Hi all,
Just managed to lose a day's work (from what I've read, I've been lucky it was only a day's work) from my laptop. Here's a step-by-step guide to doing that:-
1) Hibernate one of your dual-boot OSes (Ubuntu in my case)
2) Boot into your other OS (Vista in my case) and do some work, save some files, etc. Hibernate it as well, just to complicate things.
3) Boot into the hibernated Ubuntu. Changes you've made while in your other OS aren't saved, and if you're unlucky the partition itself is corrupted and needs repairing. If you have shared data (such as firefox/thunderbird/pidgin profiles, all of which I use) you'll have to clean them up as well.

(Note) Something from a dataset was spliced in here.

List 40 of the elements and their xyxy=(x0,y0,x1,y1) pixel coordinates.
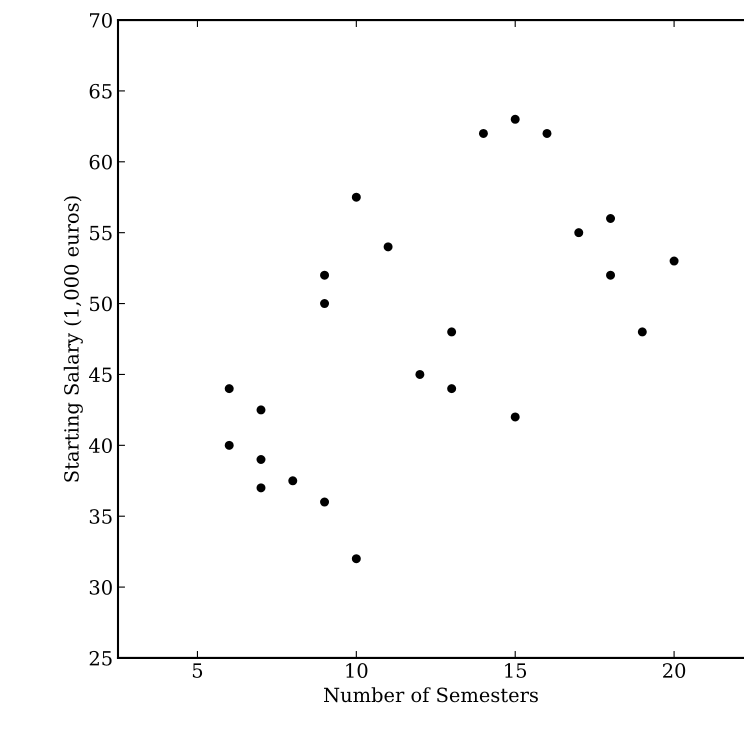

I had no idea what had happened, at first, till I realized that this was the first time I'd actually booted into another OS while my main one (Ubuntu) was hibernated (since hibernate never worked for me pre-Intrepid RC). So I've been reading what I could find online, and it seems that no1 knows how to hibernate in a dual-boot.
The main problem here is that when hibernating, the OS (Ubuntu or Windows) saves a file cache (probably of the FAT, or is that an outdated acronym?). This old thread describes one forum member's attempts at a solution (which worked, for him, in XP).

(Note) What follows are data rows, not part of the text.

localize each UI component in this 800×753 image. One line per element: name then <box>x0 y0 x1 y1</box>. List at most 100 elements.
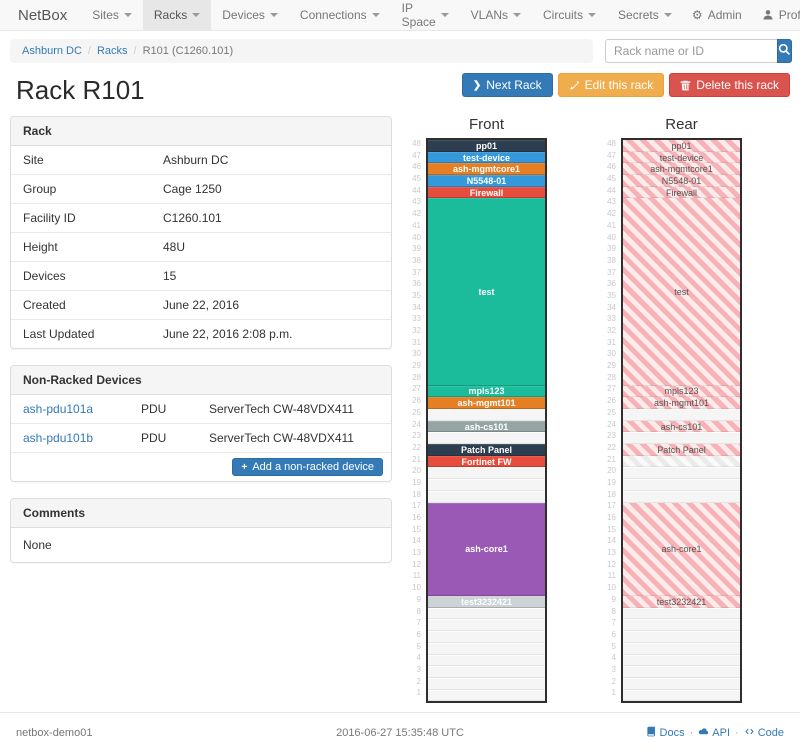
page-title: Rack R101 <box>16 75 145 105</box>
unit-number: 39 <box>412 244 421 254</box>
unit-number: 41 <box>412 220 421 230</box>
rack-attr-row: Last Updated June 22, 2016 2:08 p.m. <box>11 319 391 348</box>
rear-unit-numbers: 48 47 46 45 44 43 42 41 40 39 38 37 36 35 34 33 32 31 30 29… <box>601 138 621 703</box>
footer-timestamp: 2016-06-27 15:35:48 UTC <box>336 727 464 739</box>
empty-slot <box>428 490 545 503</box>
rack-device-rear[interactable]: mpls123 <box>623 385 740 398</box>
nonracked-device-role: PDU <box>141 431 167 445</box>
edit-rack-button[interactable]: Edit this rack <box>557 73 665 97</box>
unit-number: 48 <box>412 139 421 148</box>
empty-slot <box>428 666 545 678</box>
brand[interactable]: NetBox <box>18 6 68 24</box>
unit-number: 34 <box>607 302 616 312</box>
rack-attr-row: Site Ashburn DC <box>11 146 391 174</box>
rack-device-rear[interactable]: Patch Panel <box>623 444 740 456</box>
front-elevation-title: Front <box>468 116 504 133</box>
rack-device[interactable]: ash-mgmt101 <box>428 397 545 409</box>
nonracked-device-type: ServerTech CW-48VDX411 <box>209 402 354 416</box>
rack-device[interactable]: test-device <box>428 151 545 164</box>
unit-number: 1 <box>416 688 421 698</box>
rack-device[interactable]: ash-cs101 <box>428 420 545 433</box>
nav-item-admin[interactable]: ⚙ Admin <box>683 8 750 22</box>
unit-number: 14 <box>607 536 616 546</box>
empty-slot <box>428 642 545 655</box>
add-nonracked-device-button[interactable]: + Add a non-racked device <box>232 458 383 476</box>
rack-attr-value: 48U <box>163 240 186 254</box>
rack-device[interactable]: pp01 <box>428 140 545 152</box>
empty-slot <box>623 689 740 702</box>
breadcrumb-item-ashburn-dc[interactable]: Ashburn DC <box>22 45 82 57</box>
next-rack-button[interactable]: ❯ Next Rack <box>461 73 553 97</box>
delete-rack-button[interactable]: Delete this rack <box>669 73 790 97</box>
unit-number: 3 <box>611 664 616 674</box>
rack-attr-value[interactable]: 15 <box>163 269 177 283</box>
empty-slot <box>623 490 740 503</box>
empty-slot <box>428 432 545 445</box>
nav-item-profile[interactable]: Profile <box>754 8 800 22</box>
edit-rack-label: Edit this rack <box>584 78 654 92</box>
breadcrumb-item-racks[interactable]: Racks <box>96 45 128 57</box>
rack-device-rear[interactable]: test <box>623 198 740 386</box>
caret-down-icon <box>513 13 522 17</box>
unit-number: 28 <box>412 372 421 382</box>
rack-device-rear[interactable]: ash-core1 <box>623 502 740 597</box>
rack-attr-row: Height 48U <box>11 232 391 261</box>
rack-device-rear[interactable]: ash-mgmtcore1 <box>623 163 740 176</box>
rack-device[interactable]: Patch Panel <box>428 444 545 456</box>
unit-number: 24 <box>412 419 421 429</box>
rack-device[interactable]: test <box>428 198 545 386</box>
search-input[interactable] <box>605 39 777 63</box>
unit-number: 28 <box>607 372 616 382</box>
rack-device[interactable]: ash-core1 <box>428 502 545 597</box>
nav-item-circuits[interactable]: Circuits <box>532 0 607 30</box>
footer-link-code[interactable]: Code <box>744 726 784 740</box>
empty-slot <box>623 666 740 678</box>
footer-link-api[interactable]: API <box>698 726 730 740</box>
rack-device[interactable]: test3232421 <box>428 596 545 608</box>
empty-slot <box>623 619 740 632</box>
nonracked-device-name[interactable]: ash-pdu101a <box>23 402 94 416</box>
breadcrumb-separator: / <box>133 45 137 57</box>
unit-number: 41 <box>607 220 616 230</box>
rack-attr-value[interactable]: Cage 1250 <box>163 182 222 196</box>
rack-device[interactable]: Firewall <box>428 186 545 199</box>
nav-item-devices[interactable]: Devices <box>211 0 289 30</box>
rack-device-rear[interactable]: pp01 <box>623 140 740 152</box>
unit-number: 35 <box>412 290 421 300</box>
rack-device-rear[interactable]: ash-cs101 <box>623 420 740 433</box>
rack-device[interactable]: ash-mgmtcore1 <box>428 163 545 176</box>
rack-device-rear[interactable]: test-device <box>623 151 740 164</box>
delete-rack-label: Delete this rack <box>696 78 779 92</box>
rack-device[interactable]: mpls123 <box>428 385 545 398</box>
unit-number: 6 <box>611 629 616 639</box>
empty-slot <box>623 467 740 480</box>
rack-device-rear[interactable]: N5548-01 <box>623 175 740 187</box>
rack-device-rear[interactable]: Firewall <box>623 186 740 199</box>
footer-link-label: Code <box>757 727 784 739</box>
rack-device-rear[interactable]: test3232421 <box>623 596 740 608</box>
rack-attr-label: Created <box>23 298 66 312</box>
rack-attr-value: June 22, 2016 2:08 p.m. <box>163 327 293 341</box>
unit-number: 36 <box>607 279 616 289</box>
nav-item-racks[interactable]: Racks <box>142 0 212 30</box>
unit-number: 9 <box>416 594 421 604</box>
search-button[interactable] <box>777 39 792 63</box>
nav-item-connections[interactable]: Connections <box>289 0 391 30</box>
rack-device[interactable]: Fortinet FW <box>428 455 545 468</box>
nav-item-sites[interactable]: Sites <box>81 0 143 30</box>
nonracked-device-name[interactable]: ash-pdu101b <box>23 431 94 445</box>
rack-device-rear[interactable] <box>623 455 740 468</box>
nav-item-vlans[interactable]: VLANs <box>460 0 532 30</box>
footer-link-docs[interactable]: Docs <box>646 726 685 740</box>
rack-device[interactable]: N5548-01 <box>428 175 545 187</box>
content: Rack Site Ashburn DC Group Cage 1250 Facilit… <box>0 116 800 716</box>
nav-item-secrets[interactable]: Secrets <box>607 0 683 30</box>
empty-slot <box>623 642 740 655</box>
nav-item-ip-space[interactable]: IP Space <box>391 0 460 30</box>
breadcrumb-separator: / <box>87 45 91 57</box>
rack-attr-value: June 22, 2016 <box>163 298 240 312</box>
rack-device-rear[interactable]: ash-mgmt101 <box>623 397 740 409</box>
rack-attr-value[interactable]: Ashburn DC <box>163 153 229 167</box>
unit-number: 14 <box>412 536 421 546</box>
unit-number: 16 <box>412 513 421 522</box>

Somehow, if the file cache is the only problem, I would have thought it would be possible to instruct the OS to, when hibernating, flush it prior to the hibernate (as done in the above thread). Does anyone know how to do this, at least in Linux/Ubuntu? Then I could hibernate my main OS, I use Vista infrequently enough that I could care less whether it takes a long time to start up.